Woedend is de reusachtige cycloop Polyphemus als hij omgeven door rook bovenop een berg kubusvormige blokken ten tonele verschijnt. Niet eens zozeer uit jaloezie op het liefdespaar Acis en Galatea, maar vooral omdat hij ondanks al zijn kracht smelt, brandt bij het zien van waternimf Galatea. In wat daaropvolgend zijn bravoure-aria had moeten zijn, oogt hij vooral potsierlijk met Jerommeke-poses. En nee, het helpt niet dat Händel zijn melodielijn laat weerklinken door het kleinst denkbare instrument voorhanden: de piccolo, en zijn vertrouweling Damon hem vervolgens ook nog in allerlei poses modelleert.

Het is een van de vele fraaie vondsten in de uitvoering van artistiek leider Frédérique Chauvet en regisseur Julien Chavaz die gedurende de hele opera abstractie, humor en muzikaliteit verbinden. Elodie Kimmel is als lichtvoetige en ongenaakbare waternimf perfect gecast, net zoals Jan-Willem Schaafsma als de dromerige en ietwat wereldvreemde herder Acis en bas-bariton Marc Pantus als de verliefde Polyphemus.

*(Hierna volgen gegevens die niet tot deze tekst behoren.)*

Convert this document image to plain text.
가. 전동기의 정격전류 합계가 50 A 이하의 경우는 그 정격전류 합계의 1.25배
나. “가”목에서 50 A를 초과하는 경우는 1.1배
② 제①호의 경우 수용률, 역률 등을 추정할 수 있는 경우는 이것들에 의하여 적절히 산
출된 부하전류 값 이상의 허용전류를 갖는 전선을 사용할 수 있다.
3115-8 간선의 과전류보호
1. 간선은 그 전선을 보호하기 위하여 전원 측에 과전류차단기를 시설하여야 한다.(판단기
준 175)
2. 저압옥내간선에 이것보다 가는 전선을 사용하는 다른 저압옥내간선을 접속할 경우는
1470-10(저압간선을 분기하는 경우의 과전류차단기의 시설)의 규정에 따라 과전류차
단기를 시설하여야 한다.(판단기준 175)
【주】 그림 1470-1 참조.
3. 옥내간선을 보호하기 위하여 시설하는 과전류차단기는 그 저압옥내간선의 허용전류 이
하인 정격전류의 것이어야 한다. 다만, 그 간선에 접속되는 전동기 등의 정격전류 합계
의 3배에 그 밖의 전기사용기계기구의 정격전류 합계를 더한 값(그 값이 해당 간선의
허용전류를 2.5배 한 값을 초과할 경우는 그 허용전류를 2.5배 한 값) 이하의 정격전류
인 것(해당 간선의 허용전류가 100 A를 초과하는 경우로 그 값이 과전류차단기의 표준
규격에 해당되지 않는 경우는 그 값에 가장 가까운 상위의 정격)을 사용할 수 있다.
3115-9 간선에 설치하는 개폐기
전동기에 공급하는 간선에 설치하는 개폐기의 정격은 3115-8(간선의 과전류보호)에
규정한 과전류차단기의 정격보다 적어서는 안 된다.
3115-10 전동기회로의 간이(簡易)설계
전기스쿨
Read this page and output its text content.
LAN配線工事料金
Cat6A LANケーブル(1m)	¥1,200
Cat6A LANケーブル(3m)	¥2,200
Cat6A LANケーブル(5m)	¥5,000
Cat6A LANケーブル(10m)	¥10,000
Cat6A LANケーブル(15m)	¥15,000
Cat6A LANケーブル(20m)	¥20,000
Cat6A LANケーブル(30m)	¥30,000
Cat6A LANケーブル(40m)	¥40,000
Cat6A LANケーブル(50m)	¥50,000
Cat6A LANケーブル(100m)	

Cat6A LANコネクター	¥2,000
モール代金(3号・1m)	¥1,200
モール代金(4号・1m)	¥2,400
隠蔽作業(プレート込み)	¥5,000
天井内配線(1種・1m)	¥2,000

Een opera van Händel, daar kijkt de laatste vijftien jaar niemand meer van op, zelfs zijn oratoria worden scenisch gebracht. Lange tijd was Acis & Galatea echter Händels enige opera die repertoire hield, daarbij geholpen door aanvullende orkestraties van Mozart en Mendelssohn. De laatste professionele enscenering in ons land stamt echter uit 1985, dus alleen al daarom is het mooi dat BarokOpera Amsterdam, als vervolg op de Purcell-projecten, nu deze opera presenteert.

Een logische keuze bovendien, want Acis & Galatea is Händels eerste dramatische werk in het Engels, waarbij hij zowel gebruik maakt van de Italiaanse da-capo stijl als ensembles en het koor een veel grotere rol geeft, een opmaat tot de latere oratoria. Waar andere opera’s van Händel door de eindeloze aaneenschakeling da capo-aria’s uren in beslag nemen, heeft Acis & Galatea hierdoor enorm veel vaart en afwisseling waardoor de negentig minuten die de opera duurt in een zucht voorbij zijn.

Het verhaal, ontleend aan Ovidius’ Metamorfosen, is eenvoudig. Wanneer Polyphemus’ liefde voor Galatea niet wordt beantwoord, verplettert hij haar geliefde herder Acis met een rotsblok. Hem weer tot leven brengen, kan Galatea niet, maar als dochter van de zeegoden Nereus en Doris kan zij hem wel transformeren in een rivier. Het koor van herders geeft commentaar op deze minieme handeling.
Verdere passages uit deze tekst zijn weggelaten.